Eid al-Adha (Arabic: عيد الأضحى‎, translit. ʿīd al-aḍḥā, lit. ‘Feast of the Sacrifice’‎, [ʕiːd ælˈʔɑdˤħæː]), also called the “Sacrifice Feast“, is the second of two Muslim holidays celebrated worldwide each year, and considered the holier of the two. It honors the willingness of Ibrahim (Abraham) to sacrifice his son, as an act of obedience to God‘s command. Before Abraham sacrificed his son, God provided a male goat to sacrifice instead. In commemoration of this, an animal is sacrificed and divided into three parts: one third of the share is given to the poor and needy; another third is given to relatives, friends and neighbors; and the remaining third is retained by the family.

In the Islamic lunar calendar, Eid al-Adha falls on the 10th day of Dhu al-Hijjah. In the international (Gregorian) calendar, the dates vary from year to year drifting approximately 11 days earlier each year.

Eid al-Adha is the latter of the two Eid holidays, the former being Eid al-Fitr. The word “Eid” appears once in Al-Ma’ida, the fifth sura of the Quran, with the meaning “solemn festival”.[4]

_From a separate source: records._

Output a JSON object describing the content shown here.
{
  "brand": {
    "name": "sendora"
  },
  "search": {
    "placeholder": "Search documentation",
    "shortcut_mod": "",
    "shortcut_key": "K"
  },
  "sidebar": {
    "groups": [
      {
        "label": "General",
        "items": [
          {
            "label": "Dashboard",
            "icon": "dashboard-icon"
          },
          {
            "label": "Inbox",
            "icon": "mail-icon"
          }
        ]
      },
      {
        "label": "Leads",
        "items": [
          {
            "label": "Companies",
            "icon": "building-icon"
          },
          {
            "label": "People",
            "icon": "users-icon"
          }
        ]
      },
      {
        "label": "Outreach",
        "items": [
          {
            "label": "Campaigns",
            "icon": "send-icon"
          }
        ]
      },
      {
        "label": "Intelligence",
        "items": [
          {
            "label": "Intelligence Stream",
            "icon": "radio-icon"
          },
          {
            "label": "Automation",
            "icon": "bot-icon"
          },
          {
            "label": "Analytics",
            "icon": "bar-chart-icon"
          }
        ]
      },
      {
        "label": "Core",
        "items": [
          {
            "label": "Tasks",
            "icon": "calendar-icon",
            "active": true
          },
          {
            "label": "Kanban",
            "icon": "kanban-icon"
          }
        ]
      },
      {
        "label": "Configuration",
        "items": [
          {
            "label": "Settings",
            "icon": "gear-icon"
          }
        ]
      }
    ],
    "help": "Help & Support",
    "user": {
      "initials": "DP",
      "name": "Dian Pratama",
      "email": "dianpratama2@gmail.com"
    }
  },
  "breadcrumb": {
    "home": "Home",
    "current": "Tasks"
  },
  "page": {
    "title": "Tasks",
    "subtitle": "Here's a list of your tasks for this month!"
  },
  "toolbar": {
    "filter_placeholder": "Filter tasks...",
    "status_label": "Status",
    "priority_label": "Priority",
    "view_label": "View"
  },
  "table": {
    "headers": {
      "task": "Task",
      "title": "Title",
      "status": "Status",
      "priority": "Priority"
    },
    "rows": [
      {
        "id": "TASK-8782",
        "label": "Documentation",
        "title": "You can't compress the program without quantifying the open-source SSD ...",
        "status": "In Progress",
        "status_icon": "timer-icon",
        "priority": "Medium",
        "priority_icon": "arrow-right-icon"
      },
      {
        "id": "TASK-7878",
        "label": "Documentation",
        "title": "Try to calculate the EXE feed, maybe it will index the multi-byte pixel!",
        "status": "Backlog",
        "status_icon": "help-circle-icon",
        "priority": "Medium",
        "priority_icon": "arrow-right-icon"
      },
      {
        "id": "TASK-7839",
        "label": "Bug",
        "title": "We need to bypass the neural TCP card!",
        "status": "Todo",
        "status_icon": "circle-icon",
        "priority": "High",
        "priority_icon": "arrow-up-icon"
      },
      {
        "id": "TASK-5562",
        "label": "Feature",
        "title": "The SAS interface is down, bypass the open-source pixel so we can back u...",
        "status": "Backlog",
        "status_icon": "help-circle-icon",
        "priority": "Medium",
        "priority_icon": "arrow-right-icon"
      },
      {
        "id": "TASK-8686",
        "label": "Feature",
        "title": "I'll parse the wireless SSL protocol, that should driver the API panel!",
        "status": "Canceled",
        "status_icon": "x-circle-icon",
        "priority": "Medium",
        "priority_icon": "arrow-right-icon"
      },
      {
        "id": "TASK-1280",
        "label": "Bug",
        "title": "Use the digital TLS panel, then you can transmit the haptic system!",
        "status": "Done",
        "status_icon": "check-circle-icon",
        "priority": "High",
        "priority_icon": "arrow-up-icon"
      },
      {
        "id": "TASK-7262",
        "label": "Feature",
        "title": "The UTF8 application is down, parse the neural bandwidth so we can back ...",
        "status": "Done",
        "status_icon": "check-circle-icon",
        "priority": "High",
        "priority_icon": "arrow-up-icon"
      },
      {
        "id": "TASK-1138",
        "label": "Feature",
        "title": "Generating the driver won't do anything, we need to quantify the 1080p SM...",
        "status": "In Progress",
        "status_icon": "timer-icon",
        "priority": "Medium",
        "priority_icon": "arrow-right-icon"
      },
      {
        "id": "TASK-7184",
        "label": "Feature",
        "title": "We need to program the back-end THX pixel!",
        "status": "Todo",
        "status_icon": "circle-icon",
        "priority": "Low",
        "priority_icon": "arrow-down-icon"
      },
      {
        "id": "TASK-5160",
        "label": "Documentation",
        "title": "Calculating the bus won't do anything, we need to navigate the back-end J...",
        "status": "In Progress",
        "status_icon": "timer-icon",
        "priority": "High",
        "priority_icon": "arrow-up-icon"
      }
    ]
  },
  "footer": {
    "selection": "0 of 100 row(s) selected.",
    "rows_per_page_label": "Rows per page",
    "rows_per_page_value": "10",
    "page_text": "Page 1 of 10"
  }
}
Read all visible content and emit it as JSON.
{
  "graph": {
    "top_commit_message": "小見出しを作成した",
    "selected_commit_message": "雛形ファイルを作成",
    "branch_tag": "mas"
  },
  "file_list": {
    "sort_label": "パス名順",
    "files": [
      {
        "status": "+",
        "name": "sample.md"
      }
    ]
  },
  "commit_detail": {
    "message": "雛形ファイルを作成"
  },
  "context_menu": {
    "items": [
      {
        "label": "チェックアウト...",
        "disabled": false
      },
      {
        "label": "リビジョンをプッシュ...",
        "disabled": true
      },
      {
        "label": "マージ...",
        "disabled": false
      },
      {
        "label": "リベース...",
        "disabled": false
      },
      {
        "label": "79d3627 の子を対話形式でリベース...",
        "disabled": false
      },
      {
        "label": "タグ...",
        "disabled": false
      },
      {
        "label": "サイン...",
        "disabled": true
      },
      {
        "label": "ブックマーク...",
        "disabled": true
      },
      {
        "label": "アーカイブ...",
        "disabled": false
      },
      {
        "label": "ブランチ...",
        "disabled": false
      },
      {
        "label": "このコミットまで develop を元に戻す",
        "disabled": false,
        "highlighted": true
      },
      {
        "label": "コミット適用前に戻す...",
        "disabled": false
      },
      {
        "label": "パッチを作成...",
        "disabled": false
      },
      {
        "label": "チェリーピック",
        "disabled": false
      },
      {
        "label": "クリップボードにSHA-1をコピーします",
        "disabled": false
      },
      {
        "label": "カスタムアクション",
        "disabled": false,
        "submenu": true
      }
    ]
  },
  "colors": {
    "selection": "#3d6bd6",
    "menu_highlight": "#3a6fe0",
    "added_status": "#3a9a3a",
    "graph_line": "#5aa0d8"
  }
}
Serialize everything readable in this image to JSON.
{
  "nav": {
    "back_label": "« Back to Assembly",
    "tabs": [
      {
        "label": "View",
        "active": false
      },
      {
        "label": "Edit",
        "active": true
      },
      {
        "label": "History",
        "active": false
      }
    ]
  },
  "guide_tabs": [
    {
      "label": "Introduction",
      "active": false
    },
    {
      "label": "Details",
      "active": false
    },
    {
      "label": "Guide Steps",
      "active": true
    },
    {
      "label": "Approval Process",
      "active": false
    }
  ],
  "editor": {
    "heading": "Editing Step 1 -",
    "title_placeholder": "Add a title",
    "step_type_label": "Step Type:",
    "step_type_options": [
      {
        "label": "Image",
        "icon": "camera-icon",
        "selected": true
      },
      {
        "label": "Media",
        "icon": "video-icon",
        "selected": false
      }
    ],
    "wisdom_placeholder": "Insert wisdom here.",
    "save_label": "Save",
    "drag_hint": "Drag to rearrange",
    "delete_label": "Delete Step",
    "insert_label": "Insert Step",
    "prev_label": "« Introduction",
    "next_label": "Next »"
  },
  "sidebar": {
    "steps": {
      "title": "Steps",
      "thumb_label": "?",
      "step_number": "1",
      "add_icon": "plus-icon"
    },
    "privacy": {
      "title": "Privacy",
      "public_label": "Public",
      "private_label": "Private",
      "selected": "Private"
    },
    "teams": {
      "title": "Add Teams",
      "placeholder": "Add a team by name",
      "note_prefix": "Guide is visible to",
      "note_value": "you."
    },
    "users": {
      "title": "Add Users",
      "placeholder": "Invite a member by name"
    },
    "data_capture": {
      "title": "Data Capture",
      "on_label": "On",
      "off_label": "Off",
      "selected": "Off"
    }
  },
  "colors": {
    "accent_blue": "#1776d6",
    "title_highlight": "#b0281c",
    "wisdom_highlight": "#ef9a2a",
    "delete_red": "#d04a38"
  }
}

Like Eid al-Fitr, Eid al-Adha begins with a prayer of two rakats followed by a sermon (khutbah). Eid al-Adha celebrations start after the descent of the Hujjaj, the pilgrims performing the Hajj, from Mount Arafat, a hill east of Mecca. Eid sacrifice may take place until sunset on the 13th day of Dhu al-Hijjah. The days of Eid have been singled out in the Hadith as “days of remembrance” and considered the holiest days in the Islamic Calendar. The takbir (days) of Tashriq are from the Maghrib prayer of the 29th of Dhul-Qadah up to the Maghrib prayer of the 13th of Dhu al-Hijjah (thirteen days and nights).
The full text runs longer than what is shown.